Jenn-Air Kitchen App Ties Print to Mobile
Digitas app virtually swaps old kitchen appliances with new for Jenn-Air.
Digitas app virtually swaps old kitchen appliances with new for Jenn-Air.
High-end appliance manufacturer Jenn-Air lets consumers digitally swap out kitchen appliances with a mobile app created by Digitas. The free DesignVision iPhone application echoes a print campaign.
With DesignVision, announced last week at a New York design show, consumers can select a Jenn-Air appliance, position it over the current appliance in the kitchen and snap a photo. The finished image shows the selected appliance in place of the existing one. Users can try out different finishes, share the photos, get product specifications and find showrooms from within the mobile app.
Jenn-Air’s consumer research showed that its target market would have the technology available and be comfortable with it. “They are very interested in what their kitchen and whole home looks like. They are very visual and enjoy the process of decorating and remodeling,” says Brian Maynard, vice president of marketing for Jenn-Air.
According to Chia Chen, SVP of Digitas’ North American mobile practice, the agency likes to approach mobile as a way to insert a brand into the moment in consumers’ lives where the brand can have impact and deliver value. His team worked with the client to understand the decision process for purchasing luxury appliances. “All of them had a moment of trying to visualize how an appliance would look in their kitchen,” Chen says.
DesignVision ties into a four-page, print insert ad running primarily in Architectural Digest. The front page shows a silhouette of a range. Inside, a photo spread highlights a Jenn-Air range and includes a three-dimensional, die-cut piece. Readers are instructed to remove it, stand five feet back from the range in the kitchen, and then hold it at arm’s length to “eclipse the competition.”
Digitas, Jenn-Air’s agency of record, handles digital, traditional and media for the appliance manufacturer.
Chen did not yet have any metrics relating to the number of downloads for DesignVision, but he pointed out that, unlike many apps, consumers might use it only once or twice, and yet that use could translate into thousands of dollars in sales.
The back of the die-cut includes a QR code leading to videos explaining the key benefits of the product and an invitation to visit the company website to learn more. Maynard said Architectural Digest reported four to five times more interaction with the print ad than any others running in the book – based on a reader survey, not on QR code interaction.
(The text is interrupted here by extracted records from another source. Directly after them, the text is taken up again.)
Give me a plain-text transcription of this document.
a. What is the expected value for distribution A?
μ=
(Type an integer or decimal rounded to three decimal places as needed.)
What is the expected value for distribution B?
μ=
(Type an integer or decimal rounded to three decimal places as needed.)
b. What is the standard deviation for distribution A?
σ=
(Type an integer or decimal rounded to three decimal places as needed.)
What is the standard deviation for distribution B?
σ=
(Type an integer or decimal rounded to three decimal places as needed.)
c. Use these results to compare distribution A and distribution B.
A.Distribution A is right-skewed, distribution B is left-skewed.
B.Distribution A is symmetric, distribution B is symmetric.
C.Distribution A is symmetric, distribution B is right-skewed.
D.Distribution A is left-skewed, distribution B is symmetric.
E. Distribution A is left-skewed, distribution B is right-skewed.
“QR codes are interesting but still haven’t, in most cases, been utilized in overwhelming numbers. We were happy with the results, not ecstatic. But we do know that consumers are taking this die cut into the retailer and saying, ‘This is what I want,'” he says.
Maynard disputes the idea that magazines are no longer important to advertisers. Some magazines went away, but those that remain are still an integral part of our brand online,” he said. Consumer research has shown the brand lift among consumers who have been exposed to both digital and traditional messaging from Jenn-Air is more than the sum of the two individual channels.
Jenn-Air was the exclusive sponsor for the Architectural Digest iPad app, AD Amazing Kitchens, launched in May 2011.
The print campaign and mobile app are part of a repositioning process for the Jenn-Air brand that began after it was acquired by Whirlpool. “We know that’s a journey and takes time,” Maynard says. “This was one more way for us to do that.”